Pagi Ini Panja Komisi III Kasus Jiwasraya Rapat Perdana dengan Jampidsus

Pagi Ini Panja Komisi III Kasus Jiwasraya Rapat Perdana dengan Jampidsus
Sekjen Partai Demokrat Hinca Panjaitan ( Foto: BeritaSatu TV )
Carlos KY Paath / RSAT Kamis, 13 Februari 2020 | 05:51 WIB

Jakarta, Beritasatu.com – Panitia Kerja (panja) Komisi III DPR untuk kasus dugaan korupsi PT Jiwasraya akan menggelar rapat dengan Jaksa Agung Muda Tindak Pidana Khusus (Jampidsus). Rapat perdana panja tersebut dijadwalkan berlangsung pukul 10.00 WIB di ruang Komisi III, Kompleks Gedung Parlemen, Jakarta, Kamis (13/2/2020).

“Panja Komisi III akan rapat pertama kali bersama Jampidsus dalam rangka melakukan pengawasan kasus dugaan korupsi Jiwasraya jam 10 pagi. Rapatnya tertutup. Kita akan cari informasi perkembangan penanganan mereka,” kata anggota Panja Komisi III dari Fraksi Partai Demokrat, Hinca IP Pandjaitan di Kompleks Gedung Parlemen, Jakarta, Rabu (12/2/2020).

Menurut Hinca, pihaknya juga ingin mendalami pengakuan tersangka kasus Jiwasraya, Benny Tjokro. “Benny kan bilang kenapa cuma dia yang dijerat? Kita ingin tahu bagaimana kejaksaan merespons itu. Apakah dianggap angin lalu? Karena dia bisa mungkin jadi justice collaborator. Dia banyak tahu,” ungkap Hinca.

Hinca menyebut kan hari-hari ini Benny Tjokro jadi “bintangnya” kalau misalnya informasi yang dia berikan ditindaklanjuti.
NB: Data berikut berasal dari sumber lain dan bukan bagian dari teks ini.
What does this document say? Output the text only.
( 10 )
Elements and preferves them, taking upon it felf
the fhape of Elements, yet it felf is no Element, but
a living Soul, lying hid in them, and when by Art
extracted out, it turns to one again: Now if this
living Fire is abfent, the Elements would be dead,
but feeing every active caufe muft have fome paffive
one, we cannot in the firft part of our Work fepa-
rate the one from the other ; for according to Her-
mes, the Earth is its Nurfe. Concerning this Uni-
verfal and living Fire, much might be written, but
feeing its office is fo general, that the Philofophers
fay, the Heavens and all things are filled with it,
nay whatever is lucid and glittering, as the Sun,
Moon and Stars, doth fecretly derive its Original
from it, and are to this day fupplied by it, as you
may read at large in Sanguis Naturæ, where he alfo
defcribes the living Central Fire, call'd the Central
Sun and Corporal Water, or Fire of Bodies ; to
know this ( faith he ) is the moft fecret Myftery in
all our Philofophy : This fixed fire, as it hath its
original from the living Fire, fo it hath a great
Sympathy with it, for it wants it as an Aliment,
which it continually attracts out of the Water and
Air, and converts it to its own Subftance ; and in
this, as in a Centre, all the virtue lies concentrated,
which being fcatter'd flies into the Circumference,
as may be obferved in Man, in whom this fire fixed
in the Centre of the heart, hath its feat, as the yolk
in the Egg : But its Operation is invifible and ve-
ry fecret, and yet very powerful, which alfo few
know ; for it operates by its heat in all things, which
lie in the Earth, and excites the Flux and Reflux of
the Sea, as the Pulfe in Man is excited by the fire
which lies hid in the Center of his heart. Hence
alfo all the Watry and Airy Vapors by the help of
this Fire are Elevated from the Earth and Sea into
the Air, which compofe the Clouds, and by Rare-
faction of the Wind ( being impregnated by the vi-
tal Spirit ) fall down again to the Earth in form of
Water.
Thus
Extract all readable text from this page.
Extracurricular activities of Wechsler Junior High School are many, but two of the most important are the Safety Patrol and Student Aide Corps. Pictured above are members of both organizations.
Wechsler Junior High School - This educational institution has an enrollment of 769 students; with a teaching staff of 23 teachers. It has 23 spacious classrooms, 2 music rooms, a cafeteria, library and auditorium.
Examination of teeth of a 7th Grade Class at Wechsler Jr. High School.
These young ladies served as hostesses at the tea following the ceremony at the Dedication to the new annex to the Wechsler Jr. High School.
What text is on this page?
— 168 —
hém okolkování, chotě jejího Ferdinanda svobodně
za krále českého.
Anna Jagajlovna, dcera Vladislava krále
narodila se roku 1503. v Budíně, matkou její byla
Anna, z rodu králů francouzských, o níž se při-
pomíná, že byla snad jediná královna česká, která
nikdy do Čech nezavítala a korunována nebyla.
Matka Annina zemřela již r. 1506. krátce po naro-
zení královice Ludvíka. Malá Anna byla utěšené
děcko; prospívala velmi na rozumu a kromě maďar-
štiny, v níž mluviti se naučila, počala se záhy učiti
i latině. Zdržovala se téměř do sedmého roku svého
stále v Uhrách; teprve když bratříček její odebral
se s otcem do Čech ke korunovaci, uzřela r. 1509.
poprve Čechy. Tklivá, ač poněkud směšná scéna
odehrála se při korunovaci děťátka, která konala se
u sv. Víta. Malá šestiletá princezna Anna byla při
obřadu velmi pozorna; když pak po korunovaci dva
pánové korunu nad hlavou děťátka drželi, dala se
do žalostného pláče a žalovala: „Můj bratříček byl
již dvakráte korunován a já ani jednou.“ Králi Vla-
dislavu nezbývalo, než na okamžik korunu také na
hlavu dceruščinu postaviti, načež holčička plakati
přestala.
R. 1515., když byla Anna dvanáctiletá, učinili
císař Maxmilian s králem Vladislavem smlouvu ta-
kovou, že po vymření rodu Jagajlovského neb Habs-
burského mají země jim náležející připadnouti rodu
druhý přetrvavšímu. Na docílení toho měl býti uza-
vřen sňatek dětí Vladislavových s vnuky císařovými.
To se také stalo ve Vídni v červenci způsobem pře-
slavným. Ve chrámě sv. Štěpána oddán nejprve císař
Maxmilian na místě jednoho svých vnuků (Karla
Kita akan kejar itu. Apakah itu informasi baru atau sudah lama tapi pura-pura enggak tahu lantas didiamkan oleh Kejaksaan Agung. "Meski rapat tertutup, kita enggak bisa pengaruhi proses penegakan hukumnya," ujar Hinca.

Hinca menuturkan pihaknya juga tidak tertutup kemungkinan memanggil Benny Tjokro. “Jika Komisi III memandang perlu memanggil Benny Tjokro ya kita panggil. Kalau Jampidsus tidak bisa menjelaskan, maka tentu perlu kita panggil Benny Tjokro. Benny bicara saja semua yang dia tahu,” ujar sekretaris jenderal Partai Demokrat tersebut.

Di sisi lain, Hinca menegaskan pihaknya juga secara khusus memandang penting terkait nasib dana nasabah Jiwasraya. “Kalau Kejaksaan Agung bilang itu ranah Kementerian Badan Usaha Milik Negara, maka mereka harus kolaborasi. Sebenarnya kalau mau tidak tumpang tindih, pengawasan dari DPR harus lewat pansus (panitia khusus),” tegas Hinca.